La Casa Central estaba situada en el nº 45 de la calle García de Paredes. Era una edificación grande, de cuatro pisos, con fachada de ladrillo visto y ventanas dispuestas en hilera. Las habitaciones, sencillas y austeras, daban a unos largos corredores en torno a un patio central. Durante el tiempo libre que dejaban las pláticas y los ejercicios de piedad, los ejercitantes podían pasear por la huerta contigua que tenía una arboleda.
En la mañana del 2 de octubre, fiesta de los Ángeles Custodios, tras celebrar la Eucaristía, Escrivá se dirigió a su cuarto y comenzó a releer las anotaciones que había ido escribiendo durante los últimos años. Y en un determinado momento –anotó más tarde– «vio», por fin, lo que Dios quería de él: aquello por lo que había estado rezando desde los dieciséis años.
«Recibí la iluminación sobre toda la Obra –recordaba en sus notas personales– mientras leía aquellos papeles. Conmovido me arrodillé –estaba solo en mi cuarto, entre plática y plática–, di gracias al Señor, y recuerdo con emoción el tocar de las campanas de la parroquia de Nuestra Señora de los Ángeles»1.
Había tenido algunas mociones interiores en el pasado, pero solo habían sido «ideas sueltas», «intuiciones», «sugerencias»...2; nunca «una idea clara general»3, como la experimentó aquel día. Aquella luz cambió profundamente su existencia, hasta el punto de establecer un antes y un después. Siempre consideró que aquel 2 de octubre había nacido la Obra, aún sin nombre.
No se trató –apunta Illanes– del resultado de una suma de ideas. Tampoco fue el fruto de un conjunto de intuiciones y decisiones personales: «lo que ocurrió en esa fecha implica una verdadera novedad, un auténtico comienzo que cambió el rumbo de su vida»4.

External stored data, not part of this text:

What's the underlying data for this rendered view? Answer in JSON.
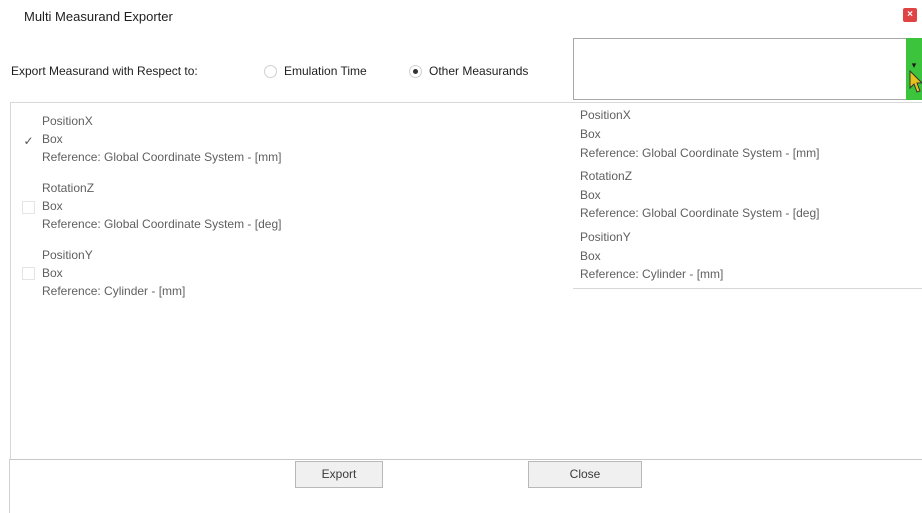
{
  "window": {
    "title": "Multi Measurand Exporter",
    "close_glyph": "×"
  },
  "export_row": {
    "label": "Export Measurand with Respect to:",
    "options": [
      {
        "label": "Emulation Time",
        "selected": false
      },
      {
        "label": "Other Measurands",
        "selected": true
      }
    ],
    "dropdown_value": "",
    "dropdown_arrow_icon": "chevron-down-icon",
    "dropdown_arrow_color": "#3cc43c"
  },
  "left_list": [
    {
      "name": "PositionX",
      "object": "Box",
      "reference": "Reference: Global Coordinate System - [mm]",
      "checked": true
    },
    {
      "name": "RotationZ",
      "object": "Box",
      "reference": "Reference: Global Coordinate System - [deg]",
      "checked": false
    },
    {
      "name": "PositionY",
      "object": "Box",
      "reference": "Reference: Cylinder  - [mm]",
      "checked": false
    }
  ],
  "right_list": [
    {
      "name": "PositionX",
      "object": "Box",
      "reference": "Reference: Global Coordinate System - [mm]"
    },
    {
      "name": "RotationZ",
      "object": "Box",
      "reference": "Reference: Global Coordinate System - [deg]"
    },
    {
      "name": "PositionY",
      "object": "Box",
      "reference": "Reference: Cylinder  - [mm]"
    }
  ],
  "buttons": {
    "export": "Export",
    "close": "Close"
  },
  "colors": {
    "close_button": "#e04343",
    "accent_green": "#3cc43c",
    "text_muted": "#5f5f5f"
  }
}
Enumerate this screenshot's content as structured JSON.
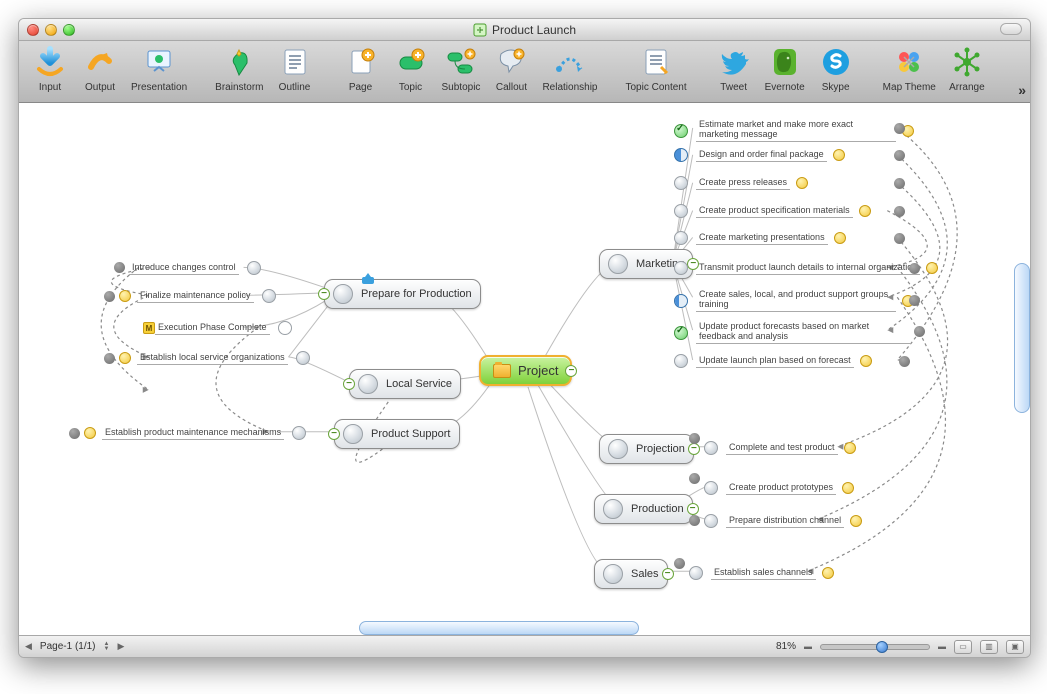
{
  "window": {
    "title": "Product Launch"
  },
  "toolbar": {
    "input": "Input",
    "output": "Output",
    "presentation": "Presentation",
    "brainstorm": "Brainstorm",
    "outline": "Outline",
    "page": "Page",
    "topic": "Topic",
    "subtopic": "Subtopic",
    "callout": "Callout",
    "relationship": "Relationship",
    "topiccontent": "Topic Content",
    "tweet": "Tweet",
    "evernote": "Evernote",
    "skype": "Skype",
    "maptheme": "Map Theme",
    "arrange": "Arrange"
  },
  "mindmap": {
    "root": "Project",
    "branches": {
      "prepare": "Prepare for Production",
      "localservice": "Local Service",
      "productsupport": "Product Support",
      "marketing": "Marketing",
      "projection": "Projection",
      "production": "Production",
      "sales": "Sales"
    },
    "leaves": {
      "l_introduce": "Introduce changes control",
      "l_finalize": "Finalize maintenance policy",
      "l_execution": "Execution Phase Complete",
      "l_establish_sv": "Establish local service organizations",
      "l_establish_pm": "Establish product maintenance mechanisms",
      "m_estimate": "Estimate market and make more exact marketing message",
      "m_design": "Design and order final package",
      "m_press": "Create press releases",
      "m_spec": "Create product specification materials",
      "m_presentations": "Create marketing presentations",
      "m_transmit": "Transmit product launch details to internal organization",
      "m_training": "Create sales, local, and product support groups training",
      "m_forecasts": "Update product forecasts based on market feedback and analysis",
      "m_launchplan": "Update launch plan based on forecast",
      "pj_complete": "Complete and test product",
      "pr_proto": "Create product prototypes",
      "pr_dist": "Prepare distribution channel",
      "s_channels": "Establish sales channels"
    }
  },
  "status": {
    "page": "Page-1 (1/1)",
    "zoom": "81%"
  }
}
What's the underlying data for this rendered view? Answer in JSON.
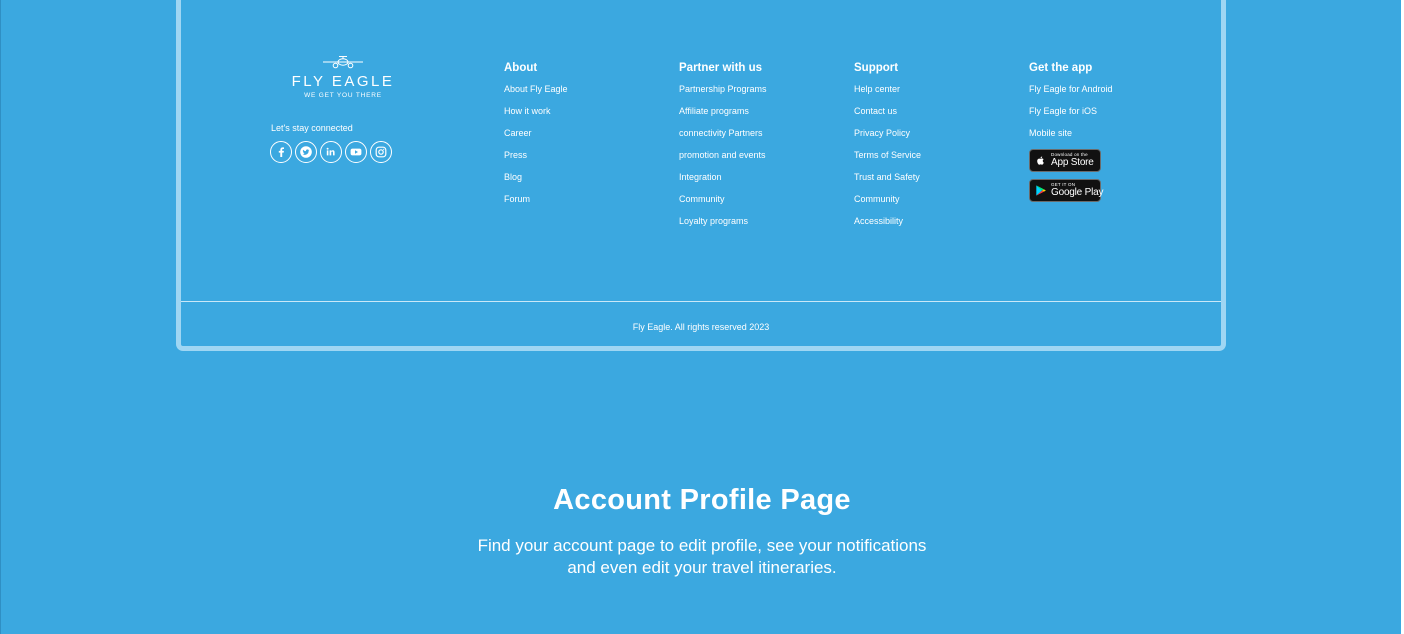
{
  "brand": {
    "name": "FLY EAGLE",
    "tagline": "WE GET YOU THERE",
    "connect_label": "Let's stay connected",
    "socials": [
      "facebook-icon",
      "twitter-icon",
      "linkedin-icon",
      "youtube-icon",
      "instagram-icon"
    ]
  },
  "columns": [
    {
      "title": "About",
      "items": [
        "About Fly Eagle",
        "How it work",
        "Career",
        "Press",
        "Blog",
        "Forum"
      ]
    },
    {
      "title": "Partner with us",
      "items": [
        "Partnership Programs",
        "Affiliate programs",
        "connectivity Partners",
        "promotion and events",
        "Integration",
        "Community",
        "Loyalty programs"
      ]
    },
    {
      "title": "Support",
      "items": [
        "Help center",
        "Contact us",
        "Privacy Policy",
        "Terms of Service",
        "Trust and Safety",
        "Community",
        "Accessibility"
      ]
    },
    {
      "title": "Get the app",
      "items": [
        "Fly Eagle for Android",
        "Fly Eagle for iOS",
        "Mobile site"
      ]
    }
  ],
  "stores": {
    "apple": {
      "small": "Download on the",
      "big": "App Store"
    },
    "google": {
      "small": "GET IT ON",
      "big": "Google Play"
    }
  },
  "copyright": "Fly Eagle. All rights reserved 2023",
  "hero": {
    "title": "Account Profile Page",
    "subtitle_line1": "Find your account page to edit profile, see your notifications",
    "subtitle_line2": "and even edit your travel itineraries."
  },
  "colors": {
    "background": "#3ba8e0",
    "card_border": "#9fd6f3",
    "text": "#ffffff",
    "store_button": "#111111"
  }
}
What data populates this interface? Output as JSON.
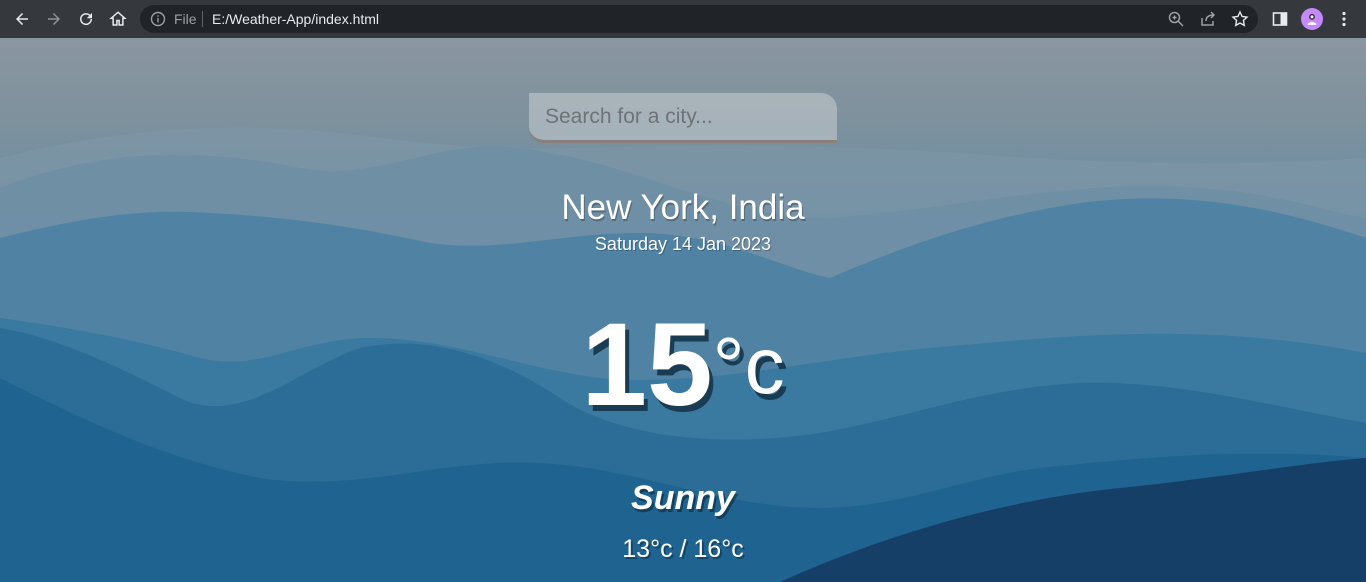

Escrivá utilizó siempre el verbo ver para describir aquella moción interior. ¿Qué vio? ¿Rostros concretos, facciones singulares? No. ¿Una estructura jurídico-canónica determinada? Tampoco. De la lectura de sus notas solo se deduce que vio que Dios llamaba a los hombres5 para que se santificaran en su trabajo cotidiano; y que le pedía –a él– que abriera un camino de santidad en el seno de la Iglesia para difundir ese mensaje.